New York State Taxes
As a NYSLRS retiree, your pension will not be subject to New York State income tax. New York doesn’t tax Social Security benefits, either.
You may also get a tax break on any distributions from retirement savings, such as deferred compensation, and benefits from a private-sector pension. Find out more on the Department of Taxation and Finance website.
Be aware that you could lose these tax breaks if you move out of New York. Many states tax pensions, and some tax Social Security. For information on tax laws in other states, visit the website of the Retired Public Employees Association.

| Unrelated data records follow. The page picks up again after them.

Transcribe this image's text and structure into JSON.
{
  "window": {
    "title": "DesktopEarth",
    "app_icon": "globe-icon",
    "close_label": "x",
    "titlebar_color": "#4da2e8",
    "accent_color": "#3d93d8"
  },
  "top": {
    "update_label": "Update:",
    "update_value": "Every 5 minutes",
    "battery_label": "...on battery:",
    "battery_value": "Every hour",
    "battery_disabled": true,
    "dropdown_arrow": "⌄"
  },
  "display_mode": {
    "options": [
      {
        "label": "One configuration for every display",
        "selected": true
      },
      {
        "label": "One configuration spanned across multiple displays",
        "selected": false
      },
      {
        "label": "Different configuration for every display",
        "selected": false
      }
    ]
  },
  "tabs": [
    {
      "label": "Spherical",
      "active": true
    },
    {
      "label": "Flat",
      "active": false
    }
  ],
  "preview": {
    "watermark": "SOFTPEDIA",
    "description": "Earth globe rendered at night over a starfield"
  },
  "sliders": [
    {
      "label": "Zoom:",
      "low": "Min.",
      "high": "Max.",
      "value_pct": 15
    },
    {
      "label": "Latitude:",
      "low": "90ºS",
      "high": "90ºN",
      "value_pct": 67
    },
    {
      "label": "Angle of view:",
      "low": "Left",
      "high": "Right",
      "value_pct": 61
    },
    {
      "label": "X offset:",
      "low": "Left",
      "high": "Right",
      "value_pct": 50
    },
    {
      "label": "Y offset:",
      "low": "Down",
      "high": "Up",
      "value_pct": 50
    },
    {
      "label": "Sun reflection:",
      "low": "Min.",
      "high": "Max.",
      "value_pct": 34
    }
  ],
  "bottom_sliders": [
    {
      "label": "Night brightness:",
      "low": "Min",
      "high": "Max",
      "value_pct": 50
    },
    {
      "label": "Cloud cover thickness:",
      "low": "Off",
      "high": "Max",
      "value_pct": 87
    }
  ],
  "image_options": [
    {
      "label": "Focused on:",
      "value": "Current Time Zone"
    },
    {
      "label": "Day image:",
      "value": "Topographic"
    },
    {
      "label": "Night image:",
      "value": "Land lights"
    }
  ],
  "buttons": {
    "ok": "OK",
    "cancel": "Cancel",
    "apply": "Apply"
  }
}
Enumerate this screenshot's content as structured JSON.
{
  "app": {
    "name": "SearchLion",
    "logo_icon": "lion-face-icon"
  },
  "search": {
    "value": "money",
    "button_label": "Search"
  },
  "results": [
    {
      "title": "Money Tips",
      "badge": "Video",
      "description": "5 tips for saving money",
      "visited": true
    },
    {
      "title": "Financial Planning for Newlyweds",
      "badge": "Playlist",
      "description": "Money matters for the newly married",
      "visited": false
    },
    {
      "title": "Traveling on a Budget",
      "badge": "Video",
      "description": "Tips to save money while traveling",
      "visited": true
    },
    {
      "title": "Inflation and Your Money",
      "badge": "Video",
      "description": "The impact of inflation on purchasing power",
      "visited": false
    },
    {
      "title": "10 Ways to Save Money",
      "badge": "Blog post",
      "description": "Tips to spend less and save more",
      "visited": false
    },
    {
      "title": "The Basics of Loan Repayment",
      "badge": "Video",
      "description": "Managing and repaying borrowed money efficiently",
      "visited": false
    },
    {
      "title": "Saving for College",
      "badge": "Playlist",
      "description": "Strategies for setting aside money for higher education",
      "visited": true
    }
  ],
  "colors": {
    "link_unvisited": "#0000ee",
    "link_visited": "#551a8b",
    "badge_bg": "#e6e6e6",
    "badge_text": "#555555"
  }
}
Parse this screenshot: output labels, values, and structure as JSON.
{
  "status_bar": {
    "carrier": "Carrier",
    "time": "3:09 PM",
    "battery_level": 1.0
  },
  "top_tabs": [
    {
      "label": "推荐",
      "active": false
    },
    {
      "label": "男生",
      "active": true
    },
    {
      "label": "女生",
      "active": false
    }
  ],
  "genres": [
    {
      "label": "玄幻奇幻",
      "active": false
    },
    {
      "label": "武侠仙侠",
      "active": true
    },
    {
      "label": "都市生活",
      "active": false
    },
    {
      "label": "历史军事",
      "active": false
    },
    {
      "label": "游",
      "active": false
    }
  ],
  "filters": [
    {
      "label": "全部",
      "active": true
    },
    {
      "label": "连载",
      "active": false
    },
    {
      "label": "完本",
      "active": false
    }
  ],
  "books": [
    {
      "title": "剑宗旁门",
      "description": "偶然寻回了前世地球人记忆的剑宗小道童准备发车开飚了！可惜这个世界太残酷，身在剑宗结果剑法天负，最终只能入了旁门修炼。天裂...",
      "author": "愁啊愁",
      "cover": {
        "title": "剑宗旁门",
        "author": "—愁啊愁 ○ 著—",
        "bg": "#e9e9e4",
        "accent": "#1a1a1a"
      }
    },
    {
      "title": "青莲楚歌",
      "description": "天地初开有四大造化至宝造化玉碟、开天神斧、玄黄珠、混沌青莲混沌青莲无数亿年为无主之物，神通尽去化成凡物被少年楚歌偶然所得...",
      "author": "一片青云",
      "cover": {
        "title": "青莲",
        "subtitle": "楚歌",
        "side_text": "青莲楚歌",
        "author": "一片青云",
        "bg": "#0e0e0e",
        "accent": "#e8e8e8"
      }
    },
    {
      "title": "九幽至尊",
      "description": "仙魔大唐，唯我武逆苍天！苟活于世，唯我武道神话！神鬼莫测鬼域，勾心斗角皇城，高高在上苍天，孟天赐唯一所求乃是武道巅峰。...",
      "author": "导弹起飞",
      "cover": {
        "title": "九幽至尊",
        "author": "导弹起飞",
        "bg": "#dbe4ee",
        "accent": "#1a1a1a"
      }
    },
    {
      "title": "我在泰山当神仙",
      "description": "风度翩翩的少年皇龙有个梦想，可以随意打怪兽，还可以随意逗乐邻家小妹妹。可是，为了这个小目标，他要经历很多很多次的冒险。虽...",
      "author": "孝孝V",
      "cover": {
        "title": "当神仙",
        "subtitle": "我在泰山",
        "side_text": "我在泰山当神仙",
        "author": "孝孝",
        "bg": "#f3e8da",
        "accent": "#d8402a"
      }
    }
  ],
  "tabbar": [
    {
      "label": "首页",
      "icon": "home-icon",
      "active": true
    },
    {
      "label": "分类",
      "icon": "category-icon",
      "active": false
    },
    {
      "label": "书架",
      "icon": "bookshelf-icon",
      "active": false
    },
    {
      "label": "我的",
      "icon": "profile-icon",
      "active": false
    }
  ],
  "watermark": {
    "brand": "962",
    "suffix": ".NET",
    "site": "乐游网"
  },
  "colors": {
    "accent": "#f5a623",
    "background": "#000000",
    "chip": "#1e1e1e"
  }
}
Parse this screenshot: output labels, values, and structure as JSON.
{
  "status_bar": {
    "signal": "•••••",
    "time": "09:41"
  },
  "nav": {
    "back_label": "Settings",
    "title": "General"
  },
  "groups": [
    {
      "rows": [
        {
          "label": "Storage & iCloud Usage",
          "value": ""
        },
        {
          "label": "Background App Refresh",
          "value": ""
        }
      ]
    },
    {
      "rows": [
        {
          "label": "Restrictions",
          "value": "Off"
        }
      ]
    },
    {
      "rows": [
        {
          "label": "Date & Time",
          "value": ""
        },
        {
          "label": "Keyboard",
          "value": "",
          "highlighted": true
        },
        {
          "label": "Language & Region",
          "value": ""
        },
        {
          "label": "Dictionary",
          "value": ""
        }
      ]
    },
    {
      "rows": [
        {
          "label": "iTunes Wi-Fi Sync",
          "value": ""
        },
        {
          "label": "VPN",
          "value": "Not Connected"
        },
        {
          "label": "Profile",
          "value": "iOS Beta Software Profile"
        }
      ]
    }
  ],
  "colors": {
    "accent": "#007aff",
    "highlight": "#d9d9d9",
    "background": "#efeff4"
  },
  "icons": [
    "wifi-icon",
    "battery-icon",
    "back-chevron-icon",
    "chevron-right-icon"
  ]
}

Unfortunately, most of your retirement income will be subject to federal taxes, but there are some bright spots here.
Your Social Security benefits are likely to be taxed, but at most, you’ll only pay taxes on a portion of your benefits. You can find information about it on the Social Security Administration website. (If you’re already retired, use the Social Security Benefits Worksheet in the Form 1040 instructions to see if any of your benefits are taxable.)
Throughout your working years, you’ve paid payroll taxes for Social Security and Medicare. For most workers, that’s 6.2 percent (Social Security) and 1.45 percent (Medicare) out of every paycheck. But Social Security and Medicare taxes are only withheld from earned income, such as wages. Pensions, Social Security benefits and retirement savings distributions are exempt. Of course, if you get a paying job after retirement, then Social Security and Medicare taxes will be deducted from that pay check.
To better understand how your retirement income will be taxed, it may be helpful to speak with a tax adviser.